E perdido um outro dia na ladeira dos cearenses (085) em Olinda.

O André, um amigo de Buenos Aires, se complicou e não pode ir para o Carnaval.

Em breve tô chegando em Fortaleza, ainda vão me aturar por mais um tempo.

Mas antes de Fortaleza ainda tenho um longo caminho a seguir... tenho que pensar no próximo destino: João Pessoa.



Mosteiro de São Bento, Olinda.











Em sua esperada volta, Jesus compra caipirinhas.











 Muita gente. Muito calor. Muita doidera. Muito de tudo!










Alguns dos Borats que invadiram o carnaval de Olinda.

quinta-feira, 11 de fevereiro de 2010

RECIFE!


Finalmente Recife!
O César me deixou num bairro longe lá. E peguei um busão pro Centro.


Tava super de boa pra sair caminhando por aí. Até que conversei com um cara no ônibus que peguei pra vir ao centro:
- é desce aí no ponto, vai pela avenida guararapes, e vc vai ver o predio dos correios, aí atravessa a ponte (do galo) e já ta no centro.
- valeu mesmo cara.
- mas toma cuidado. se opovo gritar. "arrastão!" tu sai correndo e entra numa loja.
-... (engoli seco) ok.

Agora tô aqui, tentando falar com minha mãe, esperando alguém gritar "arrastão!", pegar o endereço de uma amiga dela, ir lá tomar um banho. E ver que diabos eu vou arrumar agora que tô na capital do frevo! Momentaneamente sozinho!
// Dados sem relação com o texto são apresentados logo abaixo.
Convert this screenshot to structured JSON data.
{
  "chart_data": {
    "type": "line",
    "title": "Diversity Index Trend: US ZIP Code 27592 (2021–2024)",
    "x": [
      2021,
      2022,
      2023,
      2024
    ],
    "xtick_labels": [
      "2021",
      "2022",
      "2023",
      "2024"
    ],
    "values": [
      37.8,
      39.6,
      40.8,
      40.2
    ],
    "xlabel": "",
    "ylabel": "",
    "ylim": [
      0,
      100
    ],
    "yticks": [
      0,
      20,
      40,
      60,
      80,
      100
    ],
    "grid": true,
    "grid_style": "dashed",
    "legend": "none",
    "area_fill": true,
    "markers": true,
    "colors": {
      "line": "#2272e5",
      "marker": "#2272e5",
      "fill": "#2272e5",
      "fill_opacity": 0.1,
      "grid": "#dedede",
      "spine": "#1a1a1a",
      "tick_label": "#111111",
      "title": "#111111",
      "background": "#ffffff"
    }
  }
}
Estou decidindo também, se fico por aqui mesmo, esperando o Mamão e o Moura chegarem, ou se vou lá pra Fortaleza. Ou pra Natal.
E volto quando eles chegarem.

Quero deixar a mochila em algum lugar. Pra já começar a aproveitar aqui. O bicho tá pegando. A cidade tá parada. E o frevo rolando solto!

Amanhã show do Jorge Ben, Cordel e Zé Ramalho.
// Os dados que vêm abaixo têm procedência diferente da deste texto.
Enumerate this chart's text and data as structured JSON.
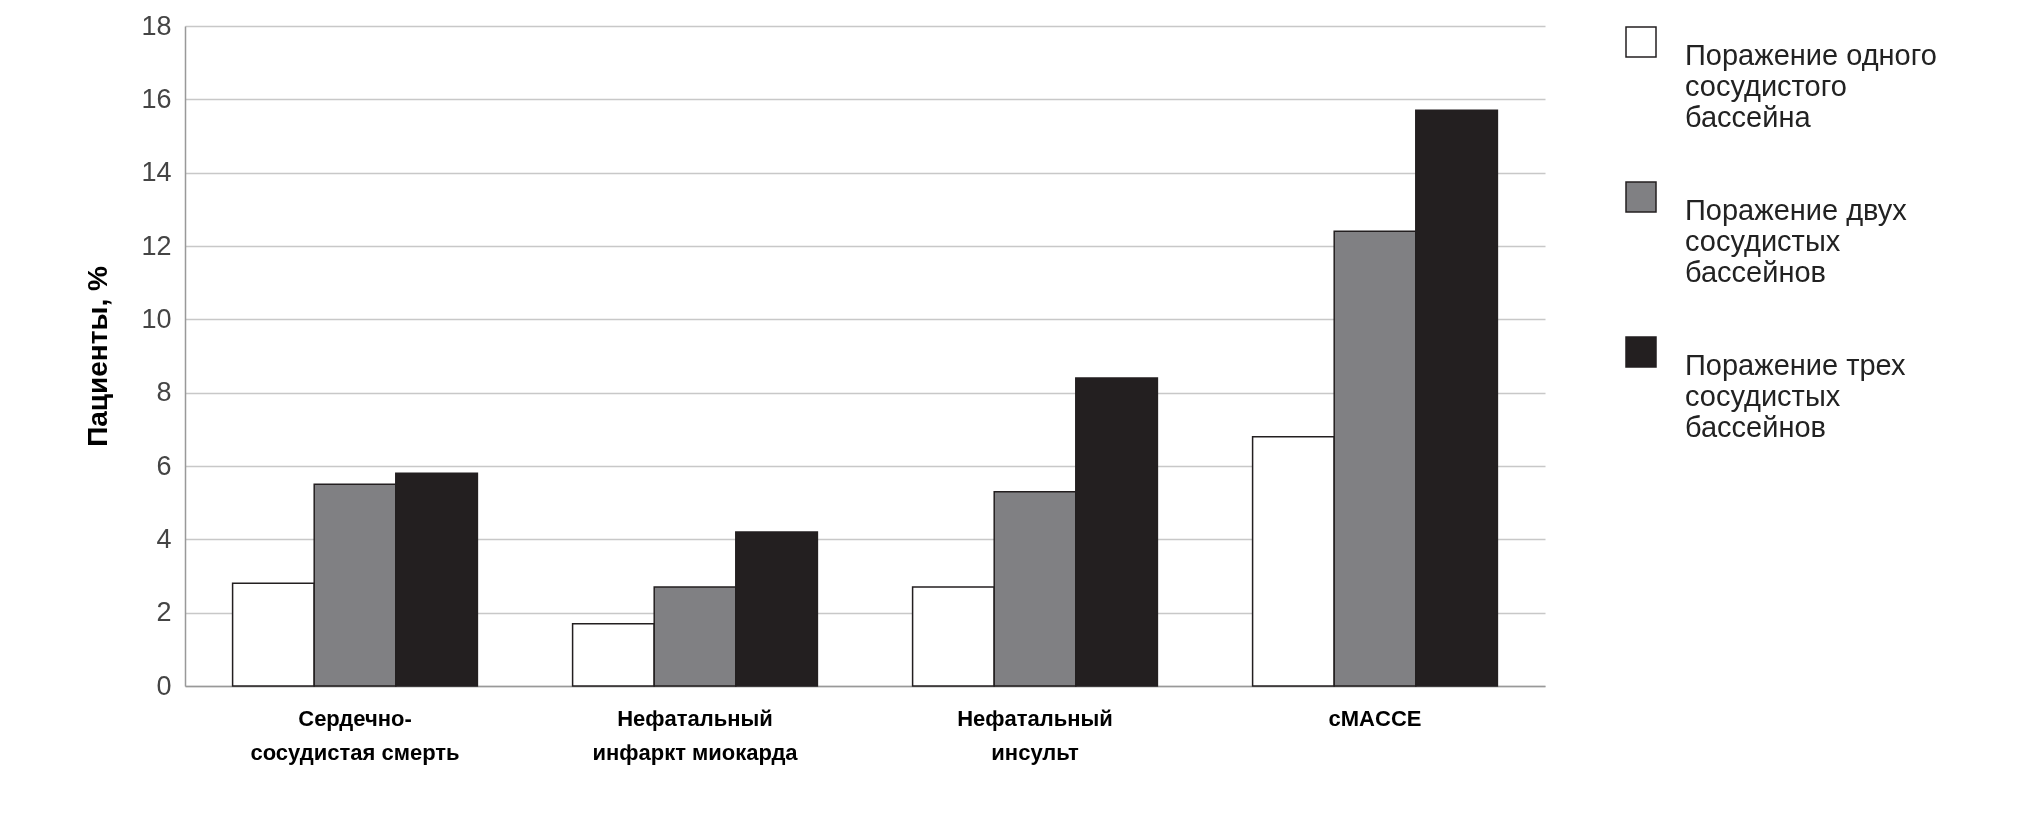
{
  "chart_data": {
    "type": "bar",
    "ylabel": "Пациенты, %",
    "categories": [
      "Сердечно-сосудистая смерть",
      "Нефатальный инфаркт миокарда",
      "Нефатальный инсульт",
      "cMACCE"
    ],
    "series": [
      {
        "name": "Поражение одного сосудистого бассейна",
        "color": "#ffffff",
        "values": [
          2.8,
          1.7,
          2.7,
          6.8
        ]
      },
      {
        "name": "Поражение двух сосудистых бассейнов",
        "color": "#808083",
        "values": [
          5.5,
          2.7,
          5.3,
          12.4
        ]
      },
      {
        "name": "Поражение трех сосудистых бассейнов",
        "color": "#231f20",
        "values": [
          5.8,
          4.2,
          8.4,
          15.7
        ]
      }
    ],
    "ylim": [
      0,
      18
    ],
    "yticks": [
      0,
      2,
      4,
      6,
      8,
      10,
      12,
      14,
      16,
      18
    ],
    "grid": "y",
    "legend": "top right"
  }
}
O problema agora é achar essa amiga da minha mãe mesmo. O Couchsurfing me deixou na mão... Tá congestionado. Sem sinais de que volta logo. :(

Fotos, ponho logo. Esqueci o cabo da camera e o adaptador do cartão. Show né.
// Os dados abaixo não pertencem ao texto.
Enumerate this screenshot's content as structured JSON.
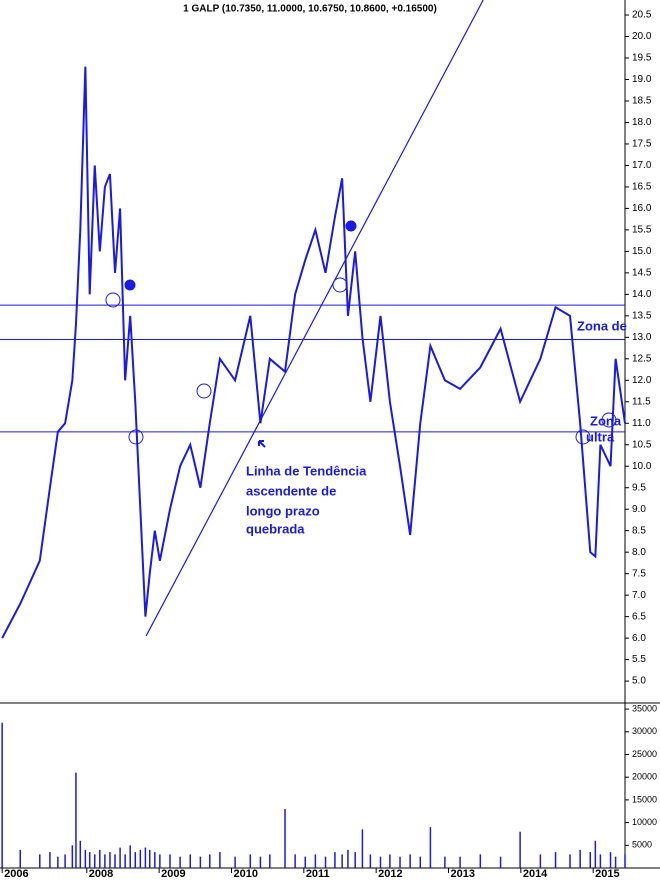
{
  "chart_data": {
    "type": "line",
    "title": "1 GALP (10.7350, 11.0000, 10.6750, 10.8600, +0.16500)",
    "x": [
      2006.83,
      2007.08,
      2007.35,
      2007.49,
      2007.6,
      2007.7,
      2007.8,
      2007.85,
      2007.91,
      2007.98,
      2008.04,
      2008.11,
      2008.18,
      2008.25,
      2008.32,
      2008.39,
      2008.46,
      2008.53,
      2008.6,
      2008.67,
      2008.74,
      2008.81,
      2008.87,
      2008.94,
      2009.01,
      2009.15,
      2009.29,
      2009.43,
      2009.57,
      2009.7,
      2009.84,
      2010.05,
      2010.26,
      2010.4,
      2010.53,
      2010.74,
      2010.88,
      2011.02,
      2011.16,
      2011.3,
      2011.43,
      2011.53,
      2011.61,
      2011.71,
      2011.81,
      2011.92,
      2012.06,
      2012.19,
      2012.33,
      2012.47,
      2012.61,
      2012.75,
      2012.95,
      2013.16,
      2013.44,
      2013.72,
      2013.99,
      2014.27,
      2014.48,
      2014.68,
      2014.82,
      2014.96,
      2015.03,
      2015.1,
      2015.24,
      2015.31,
      2015.44
    ],
    "series": [
      {
        "name": "GALP",
        "color": "#1a1ae6",
        "values": [
          6.0,
          6.8,
          7.8,
          9.5,
          10.8,
          11.0,
          12.0,
          13.3,
          15.5,
          19.3,
          14.0,
          17.0,
          15.0,
          16.5,
          16.8,
          14.5,
          16.0,
          12.0,
          13.5,
          11.5,
          9.0,
          6.5,
          7.5,
          8.5,
          7.8,
          9.0,
          10.0,
          10.5,
          9.5,
          11.0,
          12.5,
          12.0,
          13.5,
          11.0,
          12.5,
          12.2,
          14.0,
          14.8,
          15.5,
          14.5,
          15.8,
          16.7,
          13.5,
          15.0,
          13.0,
          11.5,
          13.5,
          11.5,
          10.0,
          8.4,
          11.0,
          12.8,
          12.0,
          11.8,
          12.3,
          13.2,
          11.5,
          12.5,
          13.7,
          13.5,
          11.0,
          8.0,
          7.9,
          10.5,
          10.0,
          12.5,
          11.0
        ]
      },
      {
        "name": "Volume",
        "color": "#1a1ae6",
        "axis": "y2",
        "values": [
          32000,
          4000,
          3000,
          3500,
          2500,
          3000,
          5000,
          21000,
          6000,
          4000,
          3500,
          3000,
          4000,
          3000,
          3500,
          3000,
          4500,
          3000,
          5000,
          3500,
          4000,
          4500,
          4000,
          3500,
          3000,
          3000,
          2500,
          3000,
          2500,
          3000,
          3500,
          2500,
          3000,
          2500,
          3000,
          13000,
          3000,
          2500,
          3000,
          2500,
          3500,
          3000,
          4000,
          3500,
          8500,
          3000,
          2500,
          3000,
          2500,
          3000,
          2500,
          9000,
          2500,
          2500,
          3000,
          2500,
          8000,
          3000,
          3500,
          3000,
          4000,
          3500,
          6000,
          3000,
          3500,
          2500,
          3000
        ]
      }
    ],
    "xlim": [
      2006.8,
      2015.44
    ],
    "xticks": [
      {
        "value": 2006.83,
        "label": "2006"
      },
      2008,
      2009,
      2010,
      2011,
      2012,
      2013,
      2014,
      2015
    ],
    "ylim": [
      4.49,
      20.85
    ],
    "yticks": [
      {
        "value": 5,
        "label": "5.0"
      },
      5.5,
      {
        "value": 6,
        "label": "6.0"
      },
      6.5,
      {
        "value": 7,
        "label": "7.0"
      },
      7.5,
      {
        "value": 8,
        "label": "8.0"
      },
      8.5,
      {
        "value": 9,
        "label": "9.0"
      },
      9.5,
      {
        "value": 10,
        "label": "10.0"
      },
      10.5,
      {
        "value": 11,
        "label": "11.0"
      },
      11.5,
      {
        "value": 12,
        "label": "12.0"
      },
      12.5,
      {
        "value": 13,
        "label": "13.0"
      },
      13.5,
      {
        "value": 14,
        "label": "14.0"
      },
      14.5,
      {
        "value": 15,
        "label": "15.0"
      },
      15.5,
      {
        "value": 16,
        "label": "16.0"
      },
      16.5,
      {
        "value": 17,
        "label": "17.0"
      },
      17.5,
      {
        "value": 18,
        "label": "18.0"
      },
      18.5,
      {
        "value": 19,
        "label": "19.0"
      },
      19.5,
      {
        "value": 20,
        "label": "20.0"
      },
      20.5
    ],
    "y2lim": [
      0,
      35900
    ],
    "y2ticks": [
      5000,
      10000,
      15000,
      20000,
      25000,
      30000,
      35000
    ],
    "hlines": [
      13.75,
      12.95,
      10.8
    ],
    "trendline": {
      "x": [
        2008.82,
        2013.48
      ],
      "y": [
        6.05,
        20.85
      ]
    },
    "annotations": [
      "Linha de Tendência",
      "ascendente de",
      "longo prazo",
      "quebrada",
      "Zona de",
      "Zona",
      "ultra"
    ]
  }
}
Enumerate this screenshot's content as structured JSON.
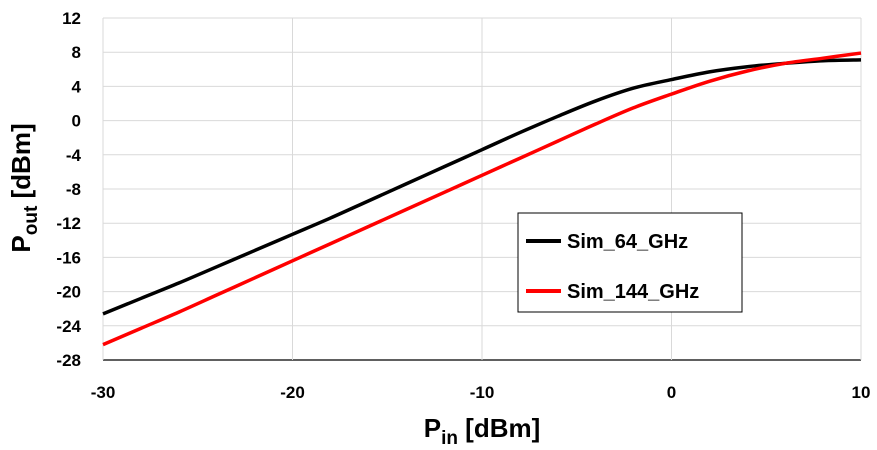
{
  "chart_data": {
    "type": "line",
    "title": "",
    "xlabel": {
      "main": "P",
      "sub": "in",
      "unit": " [dBm]"
    },
    "ylabel": {
      "main": "P",
      "sub": "out",
      "unit": " [dBm]"
    },
    "xlim": [
      -30,
      10
    ],
    "ylim": [
      -28,
      12
    ],
    "xticks": [
      -30,
      -20,
      -10,
      0,
      10
    ],
    "yticks": [
      -28,
      -24,
      -20,
      -16,
      -12,
      -8,
      -4,
      0,
      4,
      8,
      12
    ],
    "grid": true,
    "legend_position": "center-right",
    "series": [
      {
        "name": "Sim_64_GHz",
        "color": "#000000",
        "x": [
          -30,
          -28,
          -26,
          -24,
          -22,
          -20,
          -18,
          -16,
          -14,
          -12,
          -10,
          -8,
          -6,
          -4,
          -2,
          0,
          2,
          4,
          6,
          8,
          10
        ],
        "y": [
          -22.6,
          -20.8,
          -19.0,
          -17.1,
          -15.2,
          -13.3,
          -11.4,
          -9.4,
          -7.4,
          -5.4,
          -3.4,
          -1.4,
          0.5,
          2.3,
          3.8,
          4.8,
          5.7,
          6.3,
          6.7,
          7.0,
          7.1
        ]
      },
      {
        "name": "Sim_144_GHz",
        "color": "#ff0000",
        "x": [
          -30,
          -28,
          -26,
          -24,
          -22,
          -20,
          -18,
          -16,
          -14,
          -12,
          -10,
          -8,
          -6,
          -4,
          -2,
          0,
          2,
          4,
          6,
          8,
          10
        ],
        "y": [
          -26.2,
          -24.3,
          -22.4,
          -20.4,
          -18.4,
          -16.4,
          -14.4,
          -12.4,
          -10.4,
          -8.4,
          -6.4,
          -4.4,
          -2.4,
          -0.4,
          1.5,
          3.1,
          4.6,
          5.8,
          6.7,
          7.3,
          7.9
        ]
      }
    ]
  }
}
segunda-feira, 8 de fevereiro de 2010

Carona até Feira!

Filtro solar e plaquinha de Vitória da Conquista em mãos.
Em uma hora parou uma carreta.
Cara tava indo pra Feira de Santana.
O Júnior Washington, baiano arretado que só a porra.

Aí que eu percebi que não fala baianês. O cara tinha que repetir três vezes, pra eu entender.

- rapaz tu é doido demais que só a porra. tu não tem medo não bichinho?
- nada cara... vou me arrumando aí. e a idéia é tentar chegar em recife antes do galo sair.

O galo. O famoso Galo da Madrugada.

- tá doido...

E ficou lá me chamando de doido a viagem toda. Falando naquele baianês que tava difícil de entender.
Mas já deu pra sacar o que ia me esperar até então, cada música mais doida que a outra. E um tal de Zezo foi tocando a viagem toda.


Logo na arrancada saindo de Valadares, o caminhão já mostrou que ia dar trabalho a viagem toda.
Parou na subida, e o Jr. teve que deixar ele voltar de ré, pra arrancar de novo.

- rapaaaaz. esse caminhão parece que vai dar a doida.

E deu mesmo. Em quase toda subida larga tivemos que voltar, pra arrancar de novo.
Ou subir de terceira, a 5km/h. Agilidade pura e total. Desse jeito ia chegar em Feira uns 3 dias depois.

Chegamos em Itaobim e o caminhão decidiu morrer de vez por ali. Falha no sistema do botão que precisa apertar pra marcha descer.
Solução, dormir por ali mesmo. E esperar para que a carreta reaja, no outro dia, pra gente tocar viagem.